Epimacular Brachytherapy Ineffective Against Neovascular ARMD

Article

For the EMB treatment group, 65.6% of participants (n = 160) lost fewer than 15 ETDRS letters, while 86.6% (n = 103) in the ranibizumab group lost fewer than 15 ETDRS letters.

ARMD, geriatrics

While anti-vascular endothelial growth factor (VEGF) treatment produces better outcomes than the natural history of neovascular age-related macular degeneration (ARMD), a less burdensome and expensive and more durable treatment would improve care.

A team, led by Timothy L. Jackson, PhD, FRCOphth, Faculty of Life Sciences and Medicine, King's College London, assessed the efficacy and safety of epimacular brachytherapy (EMB) for chronic, active, neovascular ARMD.

The investigators conducted the Macular Epiretinal Brachytherapy vs Ranibizumab (Lucentis) Only Treatment (MERLOT) pivotal device trial at 24 National Health Service hospitals in the UK involving 363 patients, 329 of which completed the entire follow-up period.

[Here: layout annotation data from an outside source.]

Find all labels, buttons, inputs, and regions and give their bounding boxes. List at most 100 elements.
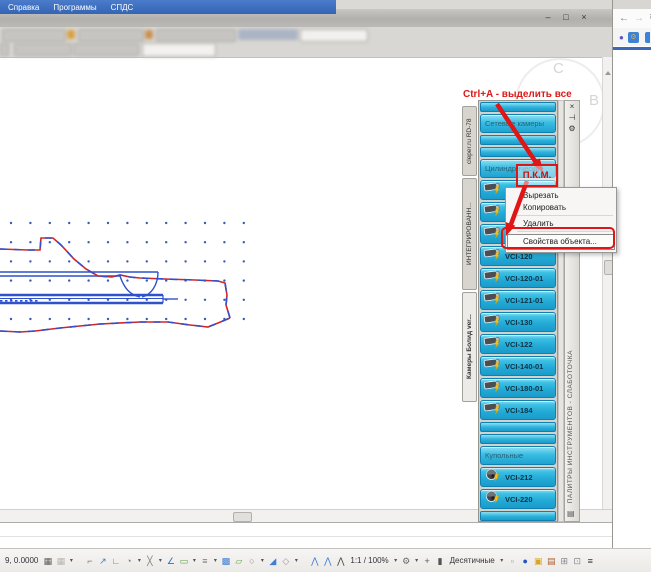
toolbar-grip[interactable]	[0, 43, 9, 56]
blurred-combo[interactable]	[300, 29, 368, 42]
dropdown-caret-icon[interactable]: ▾	[212, 557, 218, 564]
palette-tab[interactable]: ИНТЕГРИРОВАНН...	[462, 178, 477, 290]
minimize-icon[interactable]: –	[542, 11, 554, 24]
dropdown-caret-icon[interactable]: ▾	[499, 557, 505, 564]
clipboard-icon[interactable]: ▤	[546, 556, 557, 566]
grid-icon[interactable]: ▦	[42, 556, 53, 566]
palette-item[interactable]: VCI-184	[480, 400, 556, 420]
palette-item[interactable]: VCI-180-01	[480, 378, 556, 398]
palette-item-label: VCI-121-01	[505, 296, 543, 305]
ortho-icon[interactable]: ∟	[110, 556, 121, 566]
command-line-area[interactable]	[0, 522, 612, 549]
cursor-weight-icon[interactable]: ▮	[435, 556, 446, 566]
dropdown-caret-icon[interactable]: ▾	[393, 557, 399, 564]
dropdown-caret-icon[interactable]: ▾	[293, 557, 299, 564]
osnap-icon[interactable]: ╳	[144, 556, 155, 566]
blurred-combo[interactable]	[73, 43, 139, 56]
palette-item-label: VCI-120-01	[505, 274, 543, 283]
ucs-icon[interactable]: ○	[246, 556, 257, 566]
palette-pin-icon[interactable]: ⊣	[565, 112, 579, 123]
dropdown-caret-icon[interactable]: ▾	[414, 557, 420, 564]
horizontal-scrollbar-thumb[interactable]	[233, 512, 252, 522]
palette-item-label: VCI-140-01	[505, 362, 543, 371]
camera-icon	[483, 490, 503, 509]
palette-item[interactable]: VCI-220	[480, 489, 556, 509]
toolbar	[0, 27, 612, 58]
blurred-combo[interactable]	[156, 29, 236, 42]
palette-tab[interactable]: Камеры Болид ver...	[462, 292, 477, 402]
palette-properties-icon[interactable]: ▤	[567, 509, 575, 518]
dropdown-caret-icon[interactable]: ▾	[136, 557, 142, 564]
snap-icon[interactable]: ⌐	[84, 556, 95, 566]
dropdown-caret-icon[interactable]: ▾	[157, 557, 163, 564]
blurred-combo[interactable]	[14, 43, 72, 56]
palette-settings-icon[interactable]: ⚙	[565, 123, 579, 134]
settings-gear-icon[interactable]: ⚙	[401, 556, 412, 566]
angle-snap-icon[interactable]: ∠	[165, 556, 176, 566]
palette-item[interactable]: VCI-122	[480, 334, 556, 354]
menu-item-справка[interactable]: Справка	[8, 3, 39, 12]
annotation-autoscale-icon[interactable]: ⋀	[322, 556, 333, 566]
camera-icon	[483, 468, 503, 487]
back-icon[interactable]: ←	[619, 13, 629, 24]
units-mode[interactable]: Десятичные	[450, 556, 495, 565]
tray-status-icon[interactable]: ●	[520, 556, 531, 566]
dynamic-input-icon[interactable]: ▭	[178, 556, 189, 566]
plot-icon[interactable]: ⊞	[559, 556, 570, 566]
palette-item[interactable]: VCI-121-01	[480, 290, 556, 310]
blurred-combo[interactable]	[2, 29, 66, 42]
menu-item-спдс[interactable]: СПДС	[111, 3, 134, 12]
palette-group-label: Купольные	[485, 451, 523, 460]
bookmark-partial-icon[interactable]	[645, 32, 650, 43]
context-menu-item[interactable]: Копировать	[507, 202, 615, 214]
palette-group-header[interactable]: Сетевые камеры	[480, 114, 556, 133]
dot-grid	[10, 222, 245, 320]
blurred-icon[interactable]	[67, 30, 75, 39]
crosshair-size-icon[interactable]: +	[422, 556, 433, 566]
annotation-scale-icon[interactable]: ⋀	[335, 556, 346, 566]
statusbar: 9, 0.0000▦▦▾⌐↗∟◔▾╳▾∠▭▾≡▾▩▱○▾◢◇▾⋀⋀⋀1:1 / …	[0, 548, 651, 572]
palette-tab[interactable]: cleper.ru RD-78	[462, 106, 477, 176]
palette-item[interactable]: VCI-140-01	[480, 356, 556, 376]
forward-icon[interactable]: →	[634, 13, 644, 24]
restore-icon[interactable]: □	[560, 11, 572, 24]
dropdown-caret-icon[interactable]: ▾	[68, 557, 74, 564]
palette-item[interactable]: VCI-130	[480, 312, 556, 332]
blurred-buttons[interactable]	[238, 29, 298, 40]
matchprops-icon[interactable]: ▱	[233, 556, 244, 566]
menu-item-программы[interactable]: Программы	[53, 3, 96, 12]
scale-list-icon[interactable]: ◢	[267, 556, 278, 566]
statusbar-menu-icon[interactable]: ≡	[585, 556, 596, 566]
bookmark-gear-icon[interactable]: ⚙	[628, 32, 639, 43]
wall-lines	[0, 272, 178, 303]
dropdown-caret-icon[interactable]: ▾	[259, 557, 265, 564]
lineweight-icon[interactable]: ≡	[199, 556, 210, 566]
camera-icon	[483, 313, 503, 332]
view-mode-icon[interactable]: ◇	[280, 556, 291, 566]
blurred-combo[interactable]	[142, 43, 216, 57]
polar-tracking-icon[interactable]: ◔	[123, 556, 134, 566]
zoom-level[interactable]: 1:1 / 100%	[350, 556, 388, 565]
palette-separator-bar	[480, 434, 556, 444]
context-menu-item[interactable]: Вырезать	[507, 190, 615, 202]
palette-item[interactable]: VCI-212	[480, 467, 556, 487]
palette-tabs: cleper.ru RD-78 ИНТЕГРИРОВАНН... Камеры Бо…	[462, 106, 478, 402]
dropdown-caret-icon[interactable]: ▾	[191, 557, 197, 564]
palette-item-label: VCI-212	[505, 473, 533, 482]
tray-blank-icon[interactable]: ▫	[507, 556, 518, 566]
lock-icon[interactable]: ▣	[533, 556, 544, 566]
blurred-icon[interactable]	[145, 30, 153, 39]
fullscreen-icon[interactable]: ⊡	[572, 556, 583, 566]
scroll-up-icon[interactable]	[605, 71, 611, 75]
palette-close-icon[interactable]: ×	[565, 101, 579, 112]
hatch-display-icon[interactable]: ▩	[220, 556, 231, 566]
palette-item[interactable]: VCI-120-01	[480, 268, 556, 288]
blurred-combo[interactable]	[78, 29, 144, 42]
object-tracking-icon[interactable]: ↗	[97, 556, 108, 566]
grid-snap-icon[interactable]: ▦	[55, 556, 66, 566]
close-icon[interactable]: ×	[578, 11, 590, 24]
palette-title: ПАЛИТРЫ ИНСТРУМЕНТОВ - СЛАБОТОЧКА	[567, 350, 574, 503]
bookmark-icon[interactable]: ●	[619, 33, 624, 42]
annotation-visibility-icon[interactable]: ⋀	[309, 556, 320, 566]
palette-group-header[interactable]: Купольные	[480, 446, 556, 465]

Eligible patients had neovascular ARMD and received intravitreal ranibizumab and were randomized 2:1 and stratified by lens status and angiographic lesion type to receive either EMB with as-needed ranibizumab or as-needed ranibizumab monotherapy.

The investigators also followed up with each patient monthly for 24 months and then assessed at a final visit at month 36.

The team sought co-primary outcomes of the number of as-needed ranibizumab injections and the mean change in Early Treatment Diabetic Retinopathy Study (ETDRS) BCVA with a noninferiority margin of -5 ETDRS letters.

They also sought secondary outcomes of the percentage of participants losing fewer than 15 ETDRS letters and gaining 0 or more or 15 or more ETDRS letters and the mean change in angiographic total lesion size, choroidal neovascularization size, and foveal thickness on optical coherence tomography.

The mean age of the combined group was 76.5 years old and the mean number of ranibizumab injections was 9.3 in the EMB group and 8.3 in the ranibizumab group, with a difference of 1.0 injections (95% CI, —0.3 to 2.3; P = .13).

The mean BCVA change was -11.2 ETDRS letters in the EMB group and -1.4 ETDRS letters in the ranibizumab arm, with a difference of 9.8 ETDRS letters (95% CI, —6.7 to –12.9).

For the EMB treatment group, 65.6% of participants (n = 160) lost fewer than 15 ETDRS letters, while 86.6% (n = 103) in the ranibizumab group lost fewer than 15 ETDRS letters, with a difference of 21% (95% CI, 12.4%-29.5%; P&thinsp;<&thinsp;.001).

Microvascular abnormalities occurred in 20 of 207 eyes in the EMB group, but only 1 of 97 eyes in the ranibizumab group. These abnormalities occurred outside the foveal center, with no unexpected safety concerns.

“The MERLOT trial found that despite the acceptable safety of EMB, it did not reduce the number of ranibizumab injections and was associated with worse visual acuity than anti-VEGF treatment alone; these results do not support EMB use as an adjunct treatment for chronic, active neovascular ARMD,” the authors wrote.

ARMD is currently the leading cause of blindness in European and North American countries. Anti-vascular endothelial growth factor agents have become a standard treatment for neuovascular ARMD.

The study, “Evaluation of Month-24 Efficacy and Safety of Epimacular Brachytherapy for Previously Treated Neovascular Age-Related Macular Degeneration,” was published online in JAMA Ophthalmology.